Second, examining each case (with the exception of Case 17) at a single point in time precludes conclusions about the rate at which unstable microsatellites accumulate, the timeframe for progression from loss of mismatch repair protein expression to a true microsatellite instability signature, and the factors affecting the kinetics of unstable microsatellite accumulation. However, our data show that spatial proximity of the atypical hyperplasia/endometrial intraepithelial neoplasia and paired endometrial carcinoma does not predict the microsatellite instability status in the atypical hyperplasia/endometrial intraepithelial neoplasia. Additional studies of patients with multiple diagnoses of atypical hyperplasia/endometrial intraepithelial neoplasia in sequential endometrial biopsies would be valuable in further clarifying the kinetics of unstable microsatellite accumulation.

Third, our cohort had significantly higher representation of MLH1/PMS2-deficient tumors, compared to previous studies with age-restricted cohorts, which are substantially more enriched in Lynch syndrome patients and in patients with mismatch repair protein deficiencies other than MLH1/PMS2 [7, 9]. The preponderance of MLH1/PMS2-deficient cases in our cohort limits extrapolation to cases with other mismatch repair protein deficiencies and to Lynch syndrome patients, which may show some biological differences. However, because MLH1-hypermethylated MLH1/PMS2-deficient tumors account for the majority of mismatch repair-deficient endometrial carcinomas [43], our data have the potential to guide further investigation and management of a significant proportion of all endometrial carcinomas. Similarly, our cohort included only endometrioid-type endometrial carcinomas. While endometrioid tumors constitute up to 93% of mismatch repair-deficient endometrial carcinomas, mismatch repair deficiency and microsatellite instability are also observed in other types of endometrial carcinoma [12, 13], and further study is needed to generalize our findings to all mismatch-deficient endometrial carcinomas and their precursors.

Finally, because we used mismatch repair deficiency in the carcinoma as a criterion for inclusion, we are unable to comment on the potential for microsatellite-stable endometrial carcinomas to develop from microsatellite-unstable atypical hyperplasia/endometrial intraepithelial neoplasia precursors, although existing data argue that if this occurs, it is exceptionally rare [3, 7, 15, 16] and would likely result from spatial heterogeneity of the sequenced tumor. Analogous studies examining the relationship between paired atypical hyperplasia/endometrial intraepithelial neoplasia and carcinoma specimens in other molecular subtypes of endometrial carcinoma would be of interest.

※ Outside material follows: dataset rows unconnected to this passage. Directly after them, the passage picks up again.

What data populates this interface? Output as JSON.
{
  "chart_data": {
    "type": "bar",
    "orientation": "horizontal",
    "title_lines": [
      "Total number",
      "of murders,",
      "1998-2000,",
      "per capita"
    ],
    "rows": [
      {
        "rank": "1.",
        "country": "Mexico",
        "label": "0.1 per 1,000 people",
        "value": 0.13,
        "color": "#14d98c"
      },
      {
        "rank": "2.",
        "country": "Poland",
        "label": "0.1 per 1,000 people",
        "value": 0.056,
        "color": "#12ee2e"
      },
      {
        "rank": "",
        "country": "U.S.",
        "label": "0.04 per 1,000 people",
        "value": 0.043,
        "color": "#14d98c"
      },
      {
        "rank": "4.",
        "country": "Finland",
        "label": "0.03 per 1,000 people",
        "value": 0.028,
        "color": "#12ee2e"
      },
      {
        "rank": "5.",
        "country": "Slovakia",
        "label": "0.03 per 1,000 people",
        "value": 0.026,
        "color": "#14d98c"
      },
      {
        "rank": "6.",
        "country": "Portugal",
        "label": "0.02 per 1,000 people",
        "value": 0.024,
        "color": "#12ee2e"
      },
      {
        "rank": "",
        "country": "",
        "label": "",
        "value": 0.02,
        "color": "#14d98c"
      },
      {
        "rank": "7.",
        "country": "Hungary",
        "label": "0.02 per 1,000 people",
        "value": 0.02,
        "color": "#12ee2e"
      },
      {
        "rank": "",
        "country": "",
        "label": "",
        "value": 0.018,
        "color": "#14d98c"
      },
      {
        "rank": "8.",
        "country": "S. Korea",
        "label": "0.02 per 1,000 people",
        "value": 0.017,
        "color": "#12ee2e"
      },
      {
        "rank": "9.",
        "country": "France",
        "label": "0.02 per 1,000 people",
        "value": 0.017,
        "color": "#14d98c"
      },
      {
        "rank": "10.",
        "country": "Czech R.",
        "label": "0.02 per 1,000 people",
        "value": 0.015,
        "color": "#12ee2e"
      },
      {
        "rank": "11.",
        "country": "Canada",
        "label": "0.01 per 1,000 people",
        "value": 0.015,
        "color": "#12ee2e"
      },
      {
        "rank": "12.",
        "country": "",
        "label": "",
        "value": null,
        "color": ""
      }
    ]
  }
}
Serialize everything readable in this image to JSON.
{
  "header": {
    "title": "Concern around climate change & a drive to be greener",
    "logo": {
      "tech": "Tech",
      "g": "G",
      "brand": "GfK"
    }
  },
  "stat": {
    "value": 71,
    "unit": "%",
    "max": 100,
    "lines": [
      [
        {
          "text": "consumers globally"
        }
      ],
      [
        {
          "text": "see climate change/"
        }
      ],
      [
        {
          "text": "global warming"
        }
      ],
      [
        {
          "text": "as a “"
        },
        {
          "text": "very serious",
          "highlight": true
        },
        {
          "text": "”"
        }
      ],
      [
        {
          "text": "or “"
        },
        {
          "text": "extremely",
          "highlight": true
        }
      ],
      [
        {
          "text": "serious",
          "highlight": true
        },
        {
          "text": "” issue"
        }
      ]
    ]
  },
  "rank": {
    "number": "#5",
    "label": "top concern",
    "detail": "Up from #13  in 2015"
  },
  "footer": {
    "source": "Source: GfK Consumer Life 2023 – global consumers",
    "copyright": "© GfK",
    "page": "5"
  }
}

This next-generation sequencing-based study of paired atypical hyperplasia/endometrial intraepithelial neoplasia and carcinoma specimens shows progressive accumulation of unstable microsatellite loci following loss of mismatch repair protein expression, in this subset of endometrial carcinomas. Next-generation sequencing-based testing offers new opportunities to better understand the development of endometrial carcinomas, with implications for tumor surveillance, diagnosis, and management. Additional studies are needed to clarify the relationship between carcinomas and their precursors in other molecular subtypes of endometrial carcinoma, and to examine serial atypical hyperplasia/endometrial intraepithelial neoplasia and carcinoma specimens from conservatively managed patients to better clarify the time course of molecular alterations in endometrial carcinogenesis.